En el fondo es muy tranquilizador imaginar que el mal —el machismo, el racismo, la homofobia— solamente está del otro lado y depositar todas esas cosas en un otro radicalmente distinto a nosotros. Pero no nos distraigamos. Lo mejor que podemos hacer contra los ultras de Vox es hacer política contra la LGTBIfobia de nuestros vecinos, nuestros amigos y nuestras abuelas -y analizar, por cierto, qué tiene que ver la homofobia con la forma hegemónica de la masculinidad. Vacunar a una sociedad contra el odio es poner en marcha medidas educativas y culturales, invertir en formación a personal público y dedicar presupuestos a políticas que quizás no dan mucho rédito en Twitter y que no saldrán en programas de grandes audiencias pero que las izquierdas, más aún si están en el Gobierno, se tienen que poner a hacer.

La cara B de esta deformación de la imagen del mal, de esa caricaturización de los malos, es, por supuesto, una imagen igualmente maniquea de “los buenos”. Pensar el mal como una cualidad concentrada en una pequeña parte de la sociedad requiere, al otro lado, nuestra absoluta virtud. Y bajo la necesidad de la bondad sin mácula de los nuestros (en este caso las personas LGTBI) una denuncia falsa es destructiva, demoledora, simplemente inconcebible. “No puede ser”, “¿No será un montaje policial?”, se oye decir estos días. No podemos asimilar que un chico gay, es decir uno de los nuestros, se haya inventado una denuncia. Y por eso, por cierto, Twitter ha sido —cómo no— el escenario de las respuestas punitivas y castigadoras de quienes ya han dejado de considerarle de los suyos. Si este caso ha hecho tanto daño, no es solo por un error individual. Son también los marcos identitarios y la santificación de las víctimas en los que nos hemos instalado desde la izquierda los que hacen que una denuncia falsa sea ahora tan devastadora.
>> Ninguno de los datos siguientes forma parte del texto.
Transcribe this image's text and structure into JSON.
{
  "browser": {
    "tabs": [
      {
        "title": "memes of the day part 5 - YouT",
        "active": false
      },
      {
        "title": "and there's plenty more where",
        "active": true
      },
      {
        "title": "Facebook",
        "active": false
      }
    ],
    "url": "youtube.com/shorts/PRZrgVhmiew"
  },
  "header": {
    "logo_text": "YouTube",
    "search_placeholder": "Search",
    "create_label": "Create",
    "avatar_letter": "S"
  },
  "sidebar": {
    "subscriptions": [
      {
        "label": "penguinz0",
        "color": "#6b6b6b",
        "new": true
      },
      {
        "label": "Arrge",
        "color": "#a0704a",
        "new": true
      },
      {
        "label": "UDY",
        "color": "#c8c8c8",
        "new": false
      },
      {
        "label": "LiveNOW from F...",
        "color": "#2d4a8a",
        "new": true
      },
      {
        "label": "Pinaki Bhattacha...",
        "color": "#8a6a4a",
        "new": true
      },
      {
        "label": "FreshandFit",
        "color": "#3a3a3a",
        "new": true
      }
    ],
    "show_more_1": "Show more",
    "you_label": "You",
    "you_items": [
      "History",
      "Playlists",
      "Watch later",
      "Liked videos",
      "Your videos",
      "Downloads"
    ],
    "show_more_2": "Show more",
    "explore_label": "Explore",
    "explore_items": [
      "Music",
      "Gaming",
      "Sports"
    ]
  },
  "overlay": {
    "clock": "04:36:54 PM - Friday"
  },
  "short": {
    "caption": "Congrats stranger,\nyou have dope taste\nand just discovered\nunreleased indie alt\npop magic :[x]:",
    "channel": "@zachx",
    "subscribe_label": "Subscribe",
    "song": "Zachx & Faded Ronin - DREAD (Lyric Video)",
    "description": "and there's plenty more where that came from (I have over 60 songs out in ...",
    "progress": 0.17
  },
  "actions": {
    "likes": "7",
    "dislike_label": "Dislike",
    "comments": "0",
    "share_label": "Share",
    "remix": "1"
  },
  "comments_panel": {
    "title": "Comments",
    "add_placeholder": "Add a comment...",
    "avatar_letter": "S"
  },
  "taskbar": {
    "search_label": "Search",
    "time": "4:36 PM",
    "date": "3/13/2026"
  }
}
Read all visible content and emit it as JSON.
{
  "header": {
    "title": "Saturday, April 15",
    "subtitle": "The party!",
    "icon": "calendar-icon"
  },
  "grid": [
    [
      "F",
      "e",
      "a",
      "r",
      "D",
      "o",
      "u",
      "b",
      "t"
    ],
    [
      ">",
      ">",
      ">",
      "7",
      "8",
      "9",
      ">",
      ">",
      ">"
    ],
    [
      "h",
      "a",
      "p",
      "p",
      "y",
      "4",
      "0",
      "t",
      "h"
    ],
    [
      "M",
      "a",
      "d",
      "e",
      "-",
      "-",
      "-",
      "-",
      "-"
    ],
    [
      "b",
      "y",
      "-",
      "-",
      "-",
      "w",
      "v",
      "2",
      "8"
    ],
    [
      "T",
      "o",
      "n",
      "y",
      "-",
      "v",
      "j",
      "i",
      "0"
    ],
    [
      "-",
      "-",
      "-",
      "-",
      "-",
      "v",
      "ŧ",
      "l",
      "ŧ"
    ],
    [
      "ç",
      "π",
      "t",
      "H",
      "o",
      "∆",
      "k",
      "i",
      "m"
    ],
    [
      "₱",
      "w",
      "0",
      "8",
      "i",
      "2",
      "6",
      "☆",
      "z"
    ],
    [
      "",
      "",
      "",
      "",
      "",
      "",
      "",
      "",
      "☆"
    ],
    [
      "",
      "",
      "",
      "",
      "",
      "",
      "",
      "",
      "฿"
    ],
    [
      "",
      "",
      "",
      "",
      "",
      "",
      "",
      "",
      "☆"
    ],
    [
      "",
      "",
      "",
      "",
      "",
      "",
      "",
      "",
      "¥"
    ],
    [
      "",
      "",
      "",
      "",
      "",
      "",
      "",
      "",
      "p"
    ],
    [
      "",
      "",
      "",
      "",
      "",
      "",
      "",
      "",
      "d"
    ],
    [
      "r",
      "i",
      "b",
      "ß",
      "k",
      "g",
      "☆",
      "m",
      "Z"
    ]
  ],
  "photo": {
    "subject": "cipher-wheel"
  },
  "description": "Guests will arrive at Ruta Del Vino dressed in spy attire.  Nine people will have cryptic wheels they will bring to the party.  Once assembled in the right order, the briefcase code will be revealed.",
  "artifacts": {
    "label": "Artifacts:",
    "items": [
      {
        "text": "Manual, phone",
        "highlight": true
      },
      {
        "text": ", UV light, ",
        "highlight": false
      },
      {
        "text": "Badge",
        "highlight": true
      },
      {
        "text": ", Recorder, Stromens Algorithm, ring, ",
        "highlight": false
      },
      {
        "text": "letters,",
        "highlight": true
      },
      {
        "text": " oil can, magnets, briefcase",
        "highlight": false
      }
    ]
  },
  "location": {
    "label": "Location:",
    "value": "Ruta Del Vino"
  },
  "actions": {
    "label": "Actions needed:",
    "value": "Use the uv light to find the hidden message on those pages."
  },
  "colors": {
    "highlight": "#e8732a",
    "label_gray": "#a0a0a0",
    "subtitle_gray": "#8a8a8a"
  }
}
Necesitamos menos políticas de la urgencia y la alarma, menos populismo tuitero, más cuidado y responsabilidad con las apelaciones al miedo y más políticas de fondo. Necesitamos una mirada menos moral y más estructural. Hacer política transformadora es hacerla contando con el racismo, el machismo o la homofobia —como, por supuesto, el error o la mentira— no están solo al otro lado. Pensar que el mal va con capucha y esvásticas y exigir a los nuestros la virtud y la santidad, es más bien ir a las cruzadas. No nos distraigamos de lo importante porque si vamos por ese camino sólo acabará sacando tajada Vox.

Clara Serra es filósofa e investigadora en la Universitat de Barcelona.